North American Carriers 

North American carriers experienced a 6.5% decrease in total cargo volumes in June 2023, marking the fourth straight month of the region registering the weakest performance. However, this improved from the 8.6% decrease recorded in May. Cargo Tonnes Kilometres (CTKs) between Europe and North America contracted a mere 2.7% in June, following three consecutive months of double-digit contractions. The region saw a marginal capacity increase of 0.7% in June 2023 compared to the same month in 2022. During the first half of 2023, cargo demand dipped 10.5% compared to the same period in 2022, while capacity slipped 0.7%. 

European Carriers 

In June 2023, European carriers saw a 2.8% decrease in cargo volumes compared to the same month in 2022. There was an improvement from May, when the decrease was 6.6%, partially due to the improved Europe-North America performance. June 2023 saw an increase in capacity of 4.4% compared to June 2022. Cargo demand for the first half of 2023 was down 10.2% compared to the same period in 2022, while capacity rose 2.5% during the same period. 

Middle Eastern Carriers 

Middle Eastern carriers marked a 0.5% increase in cargo volumes in June 2023 compared to the same period a year ago. This marked a significant recovery from the 2.9% year-over-year decline registered in May. Capacity for the month increased by 11.1%. Both the Middle East-Asia and Middle East-Europe route areas recorded annual growth.

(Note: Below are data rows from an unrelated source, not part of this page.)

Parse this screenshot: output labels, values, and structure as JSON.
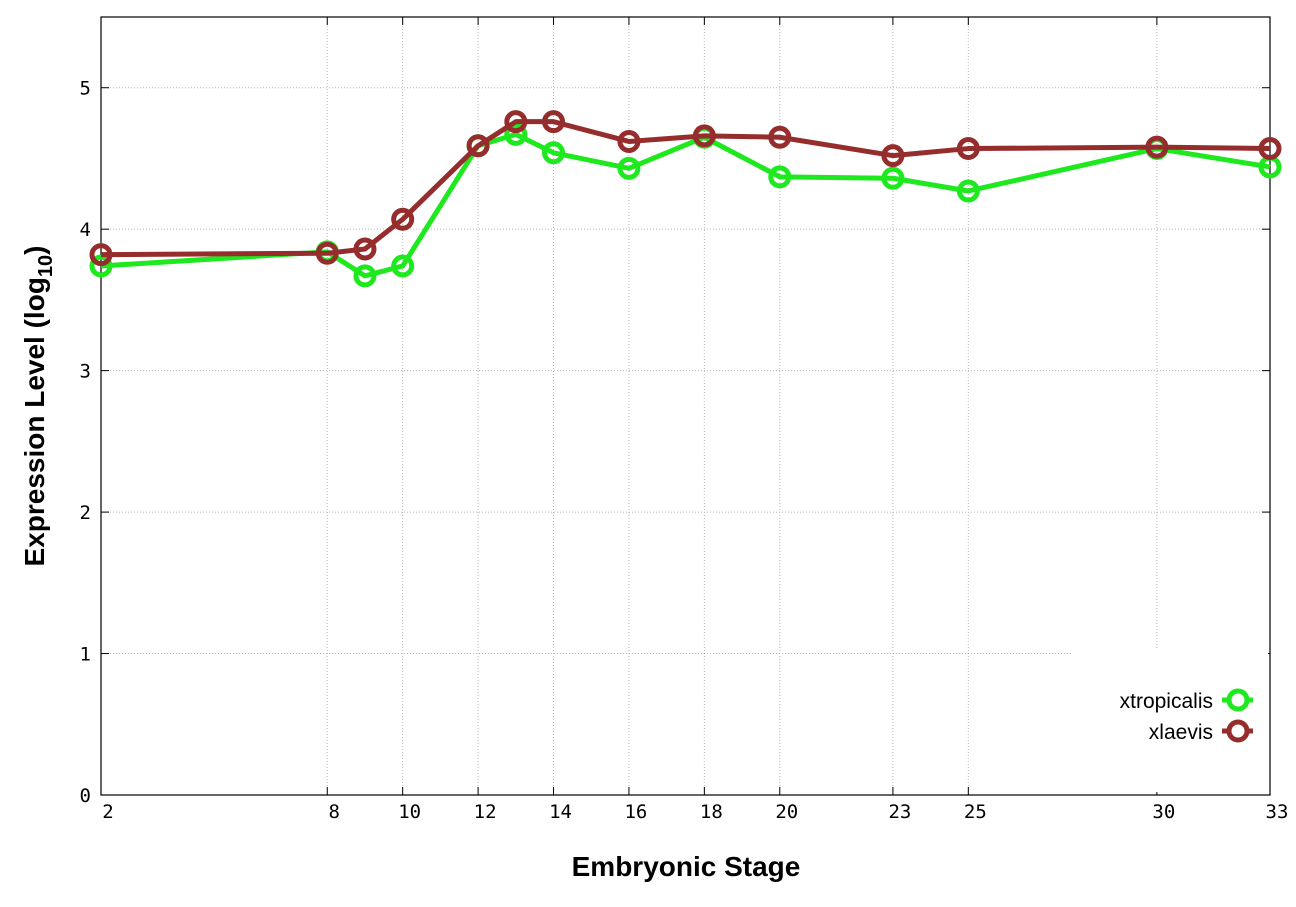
{
  "chart_data": {
    "type": "line",
    "xlabel": "Embryonic Stage",
    "ylabel_main": "Expression Level (log",
    "ylabel_sub": "10",
    "ylabel_close": ")",
    "xlim": [
      2,
      33
    ],
    "ylim": [
      0,
      5.5
    ],
    "x_ticks": [
      2,
      8,
      10,
      12,
      14,
      16,
      18,
      20,
      23,
      25,
      30,
      33
    ],
    "y_ticks": [
      0,
      1,
      2,
      3,
      4,
      5
    ],
    "grid": true,
    "legend_position": "bottom-right",
    "x": [
      2,
      8,
      9,
      10,
      12,
      13,
      14,
      16,
      18,
      20,
      23,
      25,
      30,
      33
    ],
    "series": [
      {
        "name": "xtropicalis",
        "color": "#1ee81e",
        "values": [
          3.74,
          3.84,
          3.67,
          3.74,
          4.59,
          4.67,
          4.54,
          4.43,
          4.65,
          4.37,
          4.36,
          4.27,
          4.57,
          4.44
        ]
      },
      {
        "name": "xlaevis",
        "color": "#962d2d",
        "values": [
          3.82,
          3.83,
          3.86,
          4.07,
          4.59,
          4.76,
          4.76,
          4.62,
          4.66,
          4.65,
          4.52,
          4.57,
          4.58,
          4.57
        ]
      }
    ]
  }
}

For the first half of the year, cargo demand was down 5.6% compared to the same period in 2022, countered by an 11.2% increase in capacity. 

Latin American Carriers 

In June 2023, Latin American carriers boasted the strongest performance, with a 7.3% increase in cargo volumes compared to June 2022. This was an improvement from the 3.8% increase recorded in May. Capacity in June 2023 was up by 15.4% compared to the same month in 2022. In the first half of 2023, cargo demand saw a slight increase of 0.9% compared to the same period in 2022, while capacity soared by 18.0%. 

African Airlines 

African airlines registered a 2.8% decrease in demand in June 2023 compared to June 2022. This marked a decline from the 1.9% decrease observed in May. Capacity in June 2023 dropped by 3.7% compared to the same month in the previous year. For the year’s first half, cargo demand slowed by 4.4%, while capacity experienced a 1.6% increase.

Why Airline Cargo Matters

Airlines significantly carry goods and supplies we need daily, ranging from short-life food supplies, critical medical supplies, live cattle, and race horses to computer chips. While many airlines operate dedicated cargo planes, a significant part of daily cargo transport globally travels in the hold of passenger planes. This helps transport goods closer to where they are needed most. 

During the COVID-19 pandemic, airlines helped distribute goods worldwide by converting their passenger planes to carry more cargo. They also played an important role in the global distribution of COVID-19 vaccines. 

Airline cargo revenue helps to keep passenger airfares affordable.